Ein Schweizer Start-Up mit etwa 150 Mitarbeitern entwickelt seine erste Hubschrauber-Generation, hat bereits 2 Prototypen fertiggestellt und möchte dieses erste Modell homologieren, damit die ersten Hubschrauber gefertigt und verkauft werden können. Dem Unternehmen liegen bereits Bestellungen für einen Fertigungszeitraum von 2 Jahren vor.

Dem Gründer ist die Aerospace Compliance grundsätzlich vertraut. Deshalb hat er das Unternehmen entsprechend entsprechend organisiert und sowohl die Prozesse der Entwicklung als auch der Fertigung in einem PLM-System abgebildet.

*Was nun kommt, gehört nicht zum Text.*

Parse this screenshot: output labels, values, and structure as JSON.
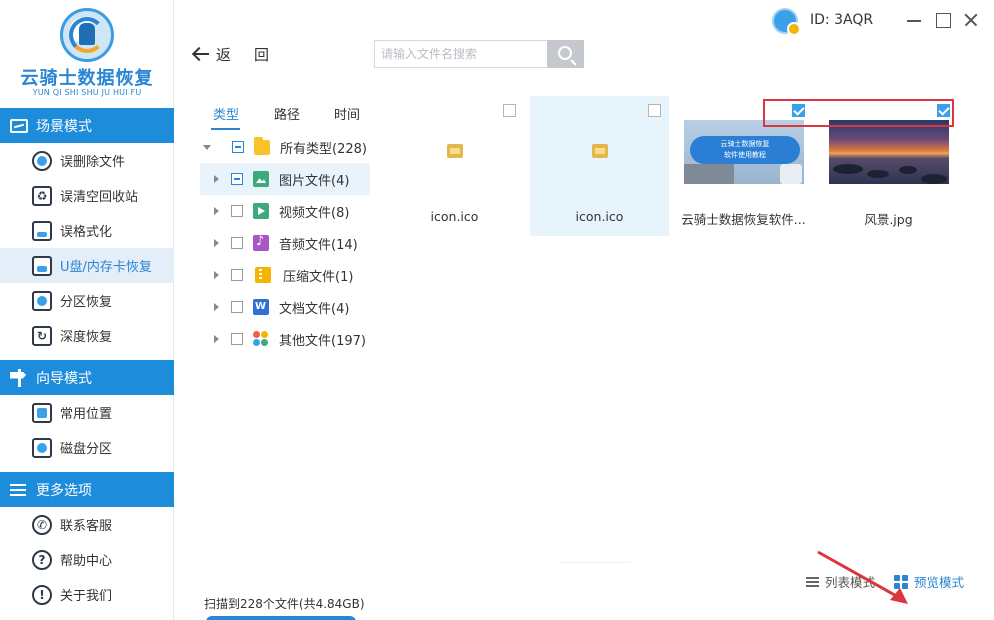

Während des Homologationsprozesses anhand des zweiten Prototyps muss das Unternehmen feststellen, dass die Einrichtung und die Prozesse im PLM-System nicht den Vorgaben der wichtigsten Luftfahrtaufsichtsbehörden FAA und EASA entsprechen. Für eine erfolgreiche Homologation ist die Konfiguration eines regelkonformen PLM-Systems und ein nochmaliger Entwicklungs- und Fertigungsprozess anhand eines dritten Prototyps innerhalb dieser neuen Umgebung notwendig. Dadurch ist die Finanzierung des Unternehmens nicht mehr gegeben.

Fragestellung
  • Wie schafft es das Unternehmen innerhalb kürzester Zeit die bestehende PLM-Umgebung an die Aerospace Compliance-Vorgaben anzupassen, dass der dritte Prototyp möglichst kurzfristig in dieser Umgebung entwickelt und gefertigt werden kann?
  • Wie kann diese Korrektur möglichst kosteneffizient umgesetzt werden, weil der Investor nach Investition von fast 400 Mio. $ nur noch begrenzte Investitionsbereitschaft zeigt?
  • Wie kann die Wissenslücke über die Vorgaben der wichtigsten Luftfahrtaufsichtsbehörden FAA und EASA geschlossen werden, obwohl am Markt keine entsprechenden Ressourcen verfügbar sind?
Lösung

Das Unternehmen hat sich spontan für ein PLM Beratungsunternehmen entschieden und lässt sich nach einer kurzen Briefing-Phase über die Bestandsituation ein Lösungskonzept erstellen.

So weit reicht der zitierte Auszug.